Question Type 4: Finding the angle between two lines using the direction vectors Exercises

Calculate the acute angle between the lines $l_1: (2,1,4)+k(5,9,1)$ and $l_2: (1,0,1)+t(8,7,2)$ in degrees.

Express the acute angle $\theta$ between the lines $l_1: (2,1,4)+k(5,9,1)$ and $l_2: (1,0,1)+t(8,7,2)$ in radians.

Find $\tan\theta$ where $\theta$ is the acute angle between the lines $l_1: (2,1,4)+k(5,9,1)$ and $l_2: (1,0,1)+t(8,7,2)$.

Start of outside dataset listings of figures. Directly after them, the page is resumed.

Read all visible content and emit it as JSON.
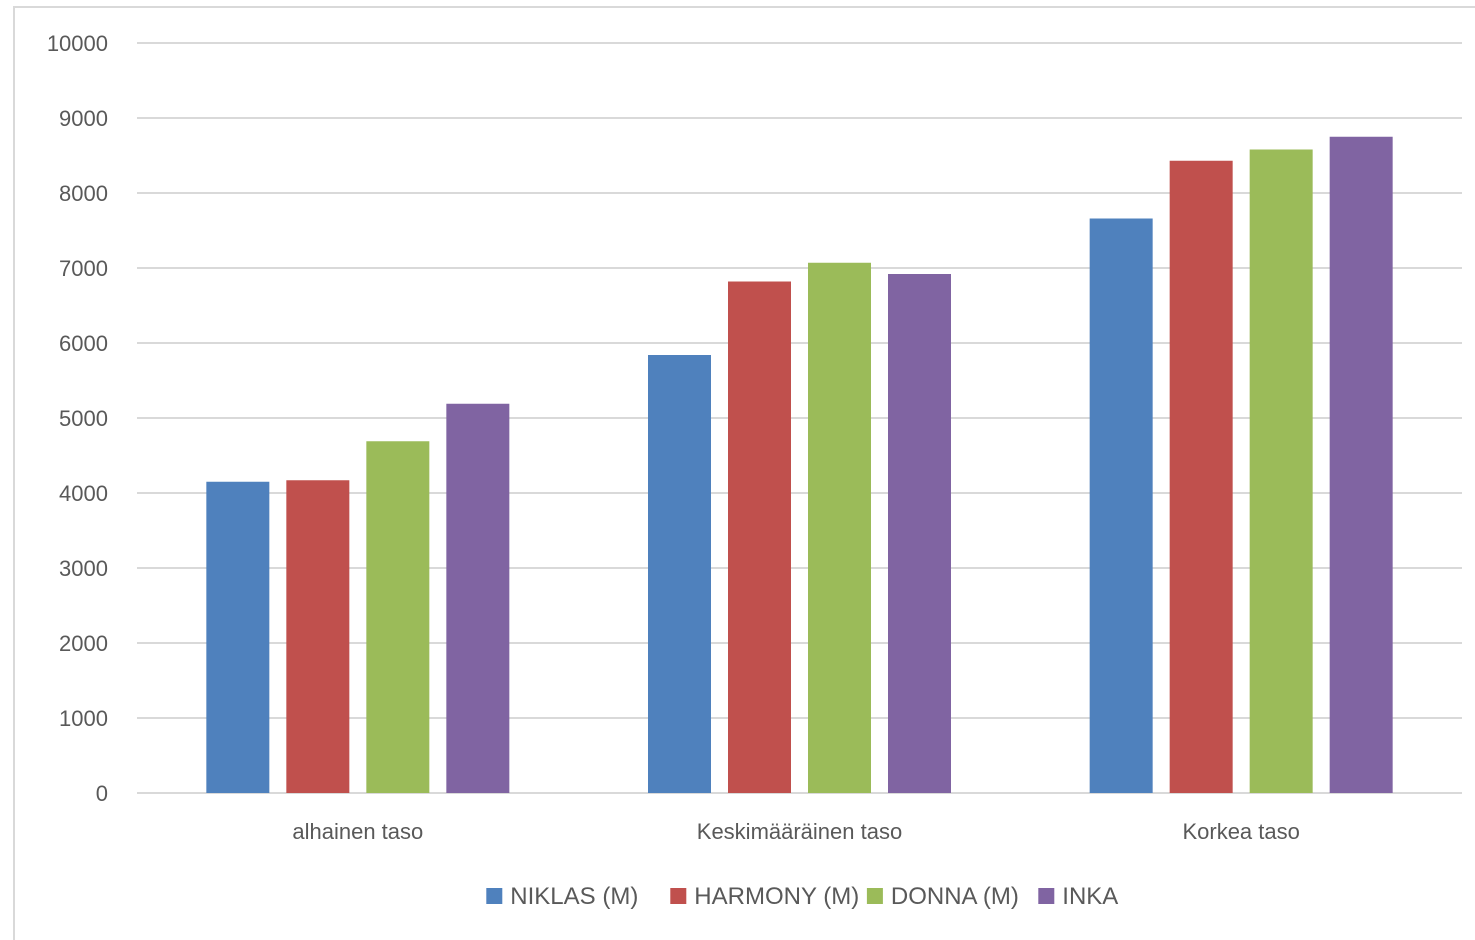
{
  "chart_data": {
    "type": "bar",
    "title": "",
    "xlabel": "",
    "ylabel": "",
    "categories": [
      "alhainen taso",
      "Keskimääräinen taso",
      "Korkea taso"
    ],
    "series": [
      {
        "name": "NIKLAS (M)",
        "color": "#4f81bd",
        "values": [
          4150,
          5840,
          7660
        ]
      },
      {
        "name": "HARMONY (M)",
        "color": "#c0504d",
        "values": [
          4170,
          6820,
          8430
        ]
      },
      {
        "name": "DONNA (M)",
        "color": "#9bbb59",
        "values": [
          4690,
          7070,
          8580
        ]
      },
      {
        "name": "INKA",
        "color": "#8064a2",
        "values": [
          5190,
          6920,
          8750
        ]
      }
    ],
    "ylim": [
      0,
      10000
    ],
    "yticks": [
      "0",
      "1000",
      "2000",
      "3000",
      "4000",
      "5000",
      "6000",
      "7000",
      "8000",
      "9000",
      "10000"
    ],
    "grid": true,
    "legend": "bottom"
  }
}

Use the cross product method to find the acute angle between $l_1: (2,1,4)+k(5,9,1)$ and $l_2: (1,0,1)+t(8,7,2)$.

Let $d_3=d_1\times d_2$ where $d_1$ and $d_2$ are the direction vectors of $l_1$ and $l_2$. Find the angle between the line $l_1$ and the line with direction $d_3$.

If $d_1'=3d_1$ and $d_2'=-2d_2$ are scaled direction vectors of $l_1$ and $l_2$, show that the angle between the lines with $d_1'$ and $d_2'$ is the same as between $d_1$ and $d_2$.